I decided that when I turned 19 I would leave home and create my own home. My boyfriend decided to move with me and the first two years were great, I really enjoyed living on my own. Then COVID happened we ended up moving to another state where my bfs dad lives and he offered to help us, but it wasn’t a pleasant experience. I was told to scrub the entire house, scolded for cleaning when I wasn’t told to, my bfs dad & step mom spoke bad about me behind my back and told my bf that he had to leave me, I just didn’t feel welcomed there. My bfs dad also tried to control everything that he did while we were there. We got fed up and decided to get help from a family member of mine, but as time went by, we started to have a lot of financial problems and my boyfriend suggested that we pack up and go back home, which was a hard pill for me to swallow.

So we did just that. But we moved back home with our own parents, which has so far been really hard on me. I feel like the support that I had gotten from my boyfriend is just not there anymore. We left as a team but I feel like we might have given up in the process of creating a life together. Moving back with my mom has been even harder. My mom never ended up leaving the guy who’s been horrible to her for years, he has a teenage daughter who is out of control, she would runaway from home for days, go to parties drink and was doing drugs, she would get in my mom face when they argued, she had a short fuse,she was always trying to fight others out in public. To keep it short most of their arguments became about her, and my mom begged him to get his daughter some help. He started using the fact that I came back home as a argument point when they would get into it. I shortly found out that him and his daughter were complaining about me coming back, they said hurtful things about me to my mom, like that they hated me and they didn’t want me to live there anymore while also being fake to my face. I spent a lot of nights crying and staying at my bfs house avoiding going home and one night something happened that I never knew would happen. My moms bf’s daughter beat my mom and he didn’t do anything to stop it, in fact he provoked it. He even tried to gaslight my mom about the attack and called my moms brother right away and told him that my mom started hitting his daughter first. My mom was the only one with a black eye and bruises all over her body. It was so hard to see her in that state, worst of all, it was all so hard on her body. She was under so much stress that she fainted and was rushed to the hospital, I stayed with her the whole day, we spoke to acs, nurses and doctors about what happened, she was advised to get a restraining order and file a report but she refused.

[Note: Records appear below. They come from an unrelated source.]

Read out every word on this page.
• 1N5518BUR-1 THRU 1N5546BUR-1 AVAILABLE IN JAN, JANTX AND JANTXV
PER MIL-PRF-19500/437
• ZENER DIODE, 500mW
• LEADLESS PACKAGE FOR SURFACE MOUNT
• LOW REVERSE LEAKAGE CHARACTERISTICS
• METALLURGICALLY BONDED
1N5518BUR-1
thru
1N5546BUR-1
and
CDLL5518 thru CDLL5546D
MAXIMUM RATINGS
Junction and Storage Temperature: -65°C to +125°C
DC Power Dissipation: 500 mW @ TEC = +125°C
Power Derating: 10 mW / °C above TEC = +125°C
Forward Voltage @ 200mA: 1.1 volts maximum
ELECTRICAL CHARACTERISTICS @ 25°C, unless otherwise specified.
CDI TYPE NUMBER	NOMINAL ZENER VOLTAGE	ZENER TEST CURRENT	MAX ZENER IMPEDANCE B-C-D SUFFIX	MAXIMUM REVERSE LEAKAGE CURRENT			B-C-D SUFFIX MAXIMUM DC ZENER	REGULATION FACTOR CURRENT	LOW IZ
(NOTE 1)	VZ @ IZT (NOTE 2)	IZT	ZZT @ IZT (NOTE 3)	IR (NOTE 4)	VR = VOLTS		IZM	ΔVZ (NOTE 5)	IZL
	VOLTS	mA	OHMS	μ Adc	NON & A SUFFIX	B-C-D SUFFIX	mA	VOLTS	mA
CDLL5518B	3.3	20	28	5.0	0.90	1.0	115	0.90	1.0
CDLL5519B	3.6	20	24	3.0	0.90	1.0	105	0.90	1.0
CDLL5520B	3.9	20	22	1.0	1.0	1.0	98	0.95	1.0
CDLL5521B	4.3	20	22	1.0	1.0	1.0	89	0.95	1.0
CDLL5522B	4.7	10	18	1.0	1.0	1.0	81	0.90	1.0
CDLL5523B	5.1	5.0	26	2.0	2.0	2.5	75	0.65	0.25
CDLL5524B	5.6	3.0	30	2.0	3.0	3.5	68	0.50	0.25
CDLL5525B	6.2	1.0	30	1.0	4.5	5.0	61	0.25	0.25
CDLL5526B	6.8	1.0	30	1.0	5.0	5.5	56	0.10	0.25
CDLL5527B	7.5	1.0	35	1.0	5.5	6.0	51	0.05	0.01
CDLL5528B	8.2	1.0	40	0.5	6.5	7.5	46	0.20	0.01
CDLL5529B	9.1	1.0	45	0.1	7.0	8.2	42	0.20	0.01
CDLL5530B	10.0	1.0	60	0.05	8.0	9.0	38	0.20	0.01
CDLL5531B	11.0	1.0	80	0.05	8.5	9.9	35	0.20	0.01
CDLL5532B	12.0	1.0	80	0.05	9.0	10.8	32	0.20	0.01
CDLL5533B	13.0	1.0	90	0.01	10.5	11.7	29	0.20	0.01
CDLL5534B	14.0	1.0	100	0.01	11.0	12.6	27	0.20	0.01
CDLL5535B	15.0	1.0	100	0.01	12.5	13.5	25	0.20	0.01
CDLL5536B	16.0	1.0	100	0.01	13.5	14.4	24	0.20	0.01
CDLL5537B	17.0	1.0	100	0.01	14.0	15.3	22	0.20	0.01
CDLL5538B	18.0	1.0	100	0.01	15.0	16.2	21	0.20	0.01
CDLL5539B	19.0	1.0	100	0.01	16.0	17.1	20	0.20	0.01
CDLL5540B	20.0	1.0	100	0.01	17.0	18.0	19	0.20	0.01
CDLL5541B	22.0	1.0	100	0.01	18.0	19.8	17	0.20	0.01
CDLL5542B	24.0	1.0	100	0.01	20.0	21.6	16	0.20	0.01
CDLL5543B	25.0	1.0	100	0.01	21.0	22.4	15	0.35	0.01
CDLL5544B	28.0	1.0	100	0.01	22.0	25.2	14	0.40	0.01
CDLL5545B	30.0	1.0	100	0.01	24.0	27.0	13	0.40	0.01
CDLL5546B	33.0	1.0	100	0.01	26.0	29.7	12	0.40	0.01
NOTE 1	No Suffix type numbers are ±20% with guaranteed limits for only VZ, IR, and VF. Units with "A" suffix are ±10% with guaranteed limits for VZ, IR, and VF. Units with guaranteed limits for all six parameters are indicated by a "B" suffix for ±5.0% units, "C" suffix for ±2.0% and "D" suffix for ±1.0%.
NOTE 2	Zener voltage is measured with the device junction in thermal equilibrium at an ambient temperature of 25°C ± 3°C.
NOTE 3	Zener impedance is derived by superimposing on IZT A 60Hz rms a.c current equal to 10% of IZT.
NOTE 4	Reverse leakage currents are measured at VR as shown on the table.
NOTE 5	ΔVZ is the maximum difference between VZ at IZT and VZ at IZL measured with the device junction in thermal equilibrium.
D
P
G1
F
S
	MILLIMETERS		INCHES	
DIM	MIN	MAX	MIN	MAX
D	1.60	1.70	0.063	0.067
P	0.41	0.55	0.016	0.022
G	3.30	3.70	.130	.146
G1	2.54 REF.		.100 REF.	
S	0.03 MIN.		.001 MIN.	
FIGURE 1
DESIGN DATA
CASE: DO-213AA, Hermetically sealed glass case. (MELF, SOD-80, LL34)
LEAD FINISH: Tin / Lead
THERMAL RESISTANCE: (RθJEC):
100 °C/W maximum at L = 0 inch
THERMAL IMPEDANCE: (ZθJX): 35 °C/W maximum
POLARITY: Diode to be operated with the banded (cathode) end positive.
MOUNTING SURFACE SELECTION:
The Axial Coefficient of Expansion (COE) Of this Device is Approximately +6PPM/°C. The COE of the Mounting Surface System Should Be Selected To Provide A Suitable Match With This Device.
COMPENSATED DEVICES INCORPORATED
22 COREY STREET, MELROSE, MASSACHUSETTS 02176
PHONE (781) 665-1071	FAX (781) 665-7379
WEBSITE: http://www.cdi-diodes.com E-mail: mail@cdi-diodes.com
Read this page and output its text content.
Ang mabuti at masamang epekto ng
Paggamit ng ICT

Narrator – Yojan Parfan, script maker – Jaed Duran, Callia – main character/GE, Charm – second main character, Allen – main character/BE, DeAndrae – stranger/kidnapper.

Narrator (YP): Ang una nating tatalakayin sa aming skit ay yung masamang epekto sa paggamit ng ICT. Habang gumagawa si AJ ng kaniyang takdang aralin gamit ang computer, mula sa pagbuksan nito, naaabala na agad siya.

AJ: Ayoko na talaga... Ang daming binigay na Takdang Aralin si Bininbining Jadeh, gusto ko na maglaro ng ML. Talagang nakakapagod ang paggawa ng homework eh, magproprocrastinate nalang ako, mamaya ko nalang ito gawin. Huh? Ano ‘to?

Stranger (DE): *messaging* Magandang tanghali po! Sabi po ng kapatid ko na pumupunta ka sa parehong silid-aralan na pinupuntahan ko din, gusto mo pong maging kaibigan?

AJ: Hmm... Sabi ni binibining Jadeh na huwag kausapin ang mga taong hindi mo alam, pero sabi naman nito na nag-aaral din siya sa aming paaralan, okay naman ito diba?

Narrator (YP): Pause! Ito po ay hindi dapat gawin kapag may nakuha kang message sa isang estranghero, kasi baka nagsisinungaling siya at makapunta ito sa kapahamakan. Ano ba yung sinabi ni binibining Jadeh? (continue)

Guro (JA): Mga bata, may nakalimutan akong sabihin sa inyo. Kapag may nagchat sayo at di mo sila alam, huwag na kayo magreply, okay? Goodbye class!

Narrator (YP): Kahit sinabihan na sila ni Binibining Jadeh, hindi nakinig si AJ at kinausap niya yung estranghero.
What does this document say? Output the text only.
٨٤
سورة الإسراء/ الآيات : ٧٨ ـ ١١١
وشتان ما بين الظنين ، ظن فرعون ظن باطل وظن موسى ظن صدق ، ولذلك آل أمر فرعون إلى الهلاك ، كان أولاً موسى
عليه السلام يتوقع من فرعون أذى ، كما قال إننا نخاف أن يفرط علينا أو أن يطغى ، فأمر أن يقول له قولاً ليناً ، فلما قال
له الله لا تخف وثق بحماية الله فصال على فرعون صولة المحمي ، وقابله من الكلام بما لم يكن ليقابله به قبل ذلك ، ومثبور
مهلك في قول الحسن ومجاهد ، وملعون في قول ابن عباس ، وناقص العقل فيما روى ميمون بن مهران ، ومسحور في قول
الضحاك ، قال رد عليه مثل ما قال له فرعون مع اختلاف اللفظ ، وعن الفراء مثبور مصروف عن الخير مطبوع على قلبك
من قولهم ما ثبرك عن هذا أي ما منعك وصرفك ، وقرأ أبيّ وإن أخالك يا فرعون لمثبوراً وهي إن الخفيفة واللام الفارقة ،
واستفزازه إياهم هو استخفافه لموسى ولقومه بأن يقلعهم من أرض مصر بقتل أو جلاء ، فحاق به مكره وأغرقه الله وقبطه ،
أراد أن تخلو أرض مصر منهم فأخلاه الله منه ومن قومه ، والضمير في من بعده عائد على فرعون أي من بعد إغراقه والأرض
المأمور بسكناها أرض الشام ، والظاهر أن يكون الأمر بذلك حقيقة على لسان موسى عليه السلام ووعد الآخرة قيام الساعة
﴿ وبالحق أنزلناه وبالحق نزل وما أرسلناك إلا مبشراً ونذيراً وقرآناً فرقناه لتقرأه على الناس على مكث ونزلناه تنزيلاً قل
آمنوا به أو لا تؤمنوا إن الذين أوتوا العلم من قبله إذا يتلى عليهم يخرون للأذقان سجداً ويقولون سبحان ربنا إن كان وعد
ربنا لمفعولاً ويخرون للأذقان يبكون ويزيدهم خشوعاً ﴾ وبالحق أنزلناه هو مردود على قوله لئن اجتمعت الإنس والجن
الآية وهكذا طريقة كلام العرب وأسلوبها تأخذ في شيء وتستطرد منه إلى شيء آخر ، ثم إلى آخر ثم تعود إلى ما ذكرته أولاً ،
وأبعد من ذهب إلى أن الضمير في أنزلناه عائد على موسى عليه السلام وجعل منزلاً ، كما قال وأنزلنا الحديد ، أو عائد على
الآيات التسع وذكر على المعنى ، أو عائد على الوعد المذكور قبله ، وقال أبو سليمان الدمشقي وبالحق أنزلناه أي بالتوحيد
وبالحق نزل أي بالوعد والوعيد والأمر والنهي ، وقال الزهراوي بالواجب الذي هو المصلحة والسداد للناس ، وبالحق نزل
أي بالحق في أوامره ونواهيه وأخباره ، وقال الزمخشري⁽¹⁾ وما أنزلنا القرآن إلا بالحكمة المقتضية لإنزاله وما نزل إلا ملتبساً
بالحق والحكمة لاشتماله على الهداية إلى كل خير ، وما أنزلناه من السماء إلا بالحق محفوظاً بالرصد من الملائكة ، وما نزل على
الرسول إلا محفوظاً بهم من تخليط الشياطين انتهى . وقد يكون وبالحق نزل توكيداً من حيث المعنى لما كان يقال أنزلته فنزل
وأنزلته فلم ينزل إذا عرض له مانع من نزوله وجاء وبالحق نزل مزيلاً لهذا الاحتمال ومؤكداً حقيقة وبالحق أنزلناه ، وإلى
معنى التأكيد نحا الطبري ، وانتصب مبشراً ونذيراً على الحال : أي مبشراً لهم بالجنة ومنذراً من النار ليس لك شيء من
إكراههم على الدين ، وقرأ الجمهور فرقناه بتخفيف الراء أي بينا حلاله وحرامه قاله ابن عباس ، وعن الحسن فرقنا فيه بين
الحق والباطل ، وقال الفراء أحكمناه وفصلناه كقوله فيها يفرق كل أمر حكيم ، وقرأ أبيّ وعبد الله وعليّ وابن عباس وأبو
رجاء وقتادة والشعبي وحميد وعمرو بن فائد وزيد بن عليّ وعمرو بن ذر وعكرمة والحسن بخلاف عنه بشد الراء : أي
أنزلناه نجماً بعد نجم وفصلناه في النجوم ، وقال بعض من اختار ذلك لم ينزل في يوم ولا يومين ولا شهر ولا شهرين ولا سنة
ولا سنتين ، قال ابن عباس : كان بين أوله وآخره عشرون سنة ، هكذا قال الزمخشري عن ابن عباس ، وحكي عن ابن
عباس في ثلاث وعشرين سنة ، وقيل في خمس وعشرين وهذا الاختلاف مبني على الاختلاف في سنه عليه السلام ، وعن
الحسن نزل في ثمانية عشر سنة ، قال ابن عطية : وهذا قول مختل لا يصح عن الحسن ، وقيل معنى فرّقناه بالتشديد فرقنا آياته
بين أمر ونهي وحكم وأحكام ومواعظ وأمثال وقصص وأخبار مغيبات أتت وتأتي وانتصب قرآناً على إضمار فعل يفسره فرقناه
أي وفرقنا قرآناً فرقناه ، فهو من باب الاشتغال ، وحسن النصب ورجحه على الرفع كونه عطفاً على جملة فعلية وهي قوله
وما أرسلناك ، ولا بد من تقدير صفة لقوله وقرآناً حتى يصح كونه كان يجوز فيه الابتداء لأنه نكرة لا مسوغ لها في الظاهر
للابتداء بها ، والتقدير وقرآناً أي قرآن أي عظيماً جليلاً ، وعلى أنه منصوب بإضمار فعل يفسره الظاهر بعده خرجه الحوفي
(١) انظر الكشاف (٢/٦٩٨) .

Now we’ve been living with my grandparents & two cousins in a two bed room apartment, I sleep on the floor on a mattress. I live out of a suitcase and most of my things are back in the other apartment, I run a small business, so I still have a lot of valuable things at home and can’t properly run it. I have two cats who don’t have space to move in because we are currently living in a little room shared by three people & a litter box in the room. I feel trapped and lonely. And worst of all my mom has been seeing him again, and wants to get back with him. After seeing apartments for a whole month and almost giving her my savings for a new apartment instead of using it for my own apartment she decides that she wants to move back in with him. I want to run away from here and never come back, I want to move far away. I don’t know, I just empty inside.